Estudo global realizado durante sete anos revela que todas as crianças saudáveis desenvolvem-se na mesma proporção, independentemente da situação financeira da família ou da sua origem

“Não importa onde você mora, não importa qual é a cor da sua pele, não importa qual seja sua raça e etnia.” A frase é do professor Stephen Kennedy, co-diretor do Oxford Maternal and Perinatal Health Institute e, lendo assim, parece só mais um discurso sobre igualdade social. Mas é muito mais do que isso.

Foram longos sete anos de estudo até chegar à conclusão de que todas as crianças nascidas de pais saudáveis ​,​em ambientes limpos, desenvolvem-se aproximadamente na mesma proporção, com genes representando apenas 10% do processo. A pesquisa, realizada na Universidade de Oxford, estudou cerca de 60 mil gestantes e, depois, acompanhou mais de mil e trezentas crianças até os 2 anos de idade.

Os pesquisadores afirmam que esse é o primeiro estudo do mundo a produzir evidências contundentes de que a forma como uma criança é criada é o maior fator de sua inteligência. “Em todas as fases, mostramos que mães saudáveis ​​têm bebês saudáveis ​​e que bebês saudáveis ​​crescem exatamente na mesma proporção”, diz o pesquisador.

Acredita-se que os primeiros 24 meses da vida de um bebê sejam os mais importantes em seu desenvolvimento cerebral, com o órgão atingindo dois terços de seu peso adulto. As mães — com boa saúde e vivendo em áreas urbanas limpas — são do Reino Unido, Itália, Quênia, Índia e Brasil. Os resultados mostraram que, assim como a velocidade do crescimento físico era aproximadamente igual, independentemente da raça, o comportamento dos bebês e o desenvolvimento do cérebro também eram semelhantes.

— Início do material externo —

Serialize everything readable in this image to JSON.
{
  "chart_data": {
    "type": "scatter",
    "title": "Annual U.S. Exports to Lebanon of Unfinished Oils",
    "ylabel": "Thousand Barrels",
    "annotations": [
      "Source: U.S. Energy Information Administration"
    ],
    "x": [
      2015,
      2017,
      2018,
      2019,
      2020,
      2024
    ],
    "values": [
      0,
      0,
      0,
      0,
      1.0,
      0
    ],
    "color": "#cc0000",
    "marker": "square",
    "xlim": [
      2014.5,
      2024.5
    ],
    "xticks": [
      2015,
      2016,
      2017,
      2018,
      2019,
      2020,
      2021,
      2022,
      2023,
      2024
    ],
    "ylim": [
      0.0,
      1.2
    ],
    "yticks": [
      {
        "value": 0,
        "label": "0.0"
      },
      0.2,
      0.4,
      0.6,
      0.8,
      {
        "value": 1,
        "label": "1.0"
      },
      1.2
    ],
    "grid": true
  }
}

Mas você deve estar se perguntando: “Então, o que diferencia uma criança da outra?”. Para Stephen, “receber atendimento médico decente e nutrição é o segredo”. Isto é, o que é capaz de afetar o desenvolvimento do cérebro são as condições de vida do bebê, a alimentação e a educação que recebem.

“Ainda existe um corpo substancial de opiniões nas comunidades científicas e leigas que realmente acreditam que a inteligência é predominantemente determinada pelos genes e pelo ambiente em que você vive, e que seus pais e avós estavam vivendo. E que seu estado nutricional e de saúde não são relevantes. Bem, claramente não é esse o caso”, afirma o professor Kennedy. Os pesquisadores esperam que o projeto, que recebeu o nome INTERGROWTH-21, seja usado ​​por autoridades de saúde globais. E mais, que ele ajude a dar um fim no debate sobre o papel da genética e diferenças entre raças na determinação de inteligência.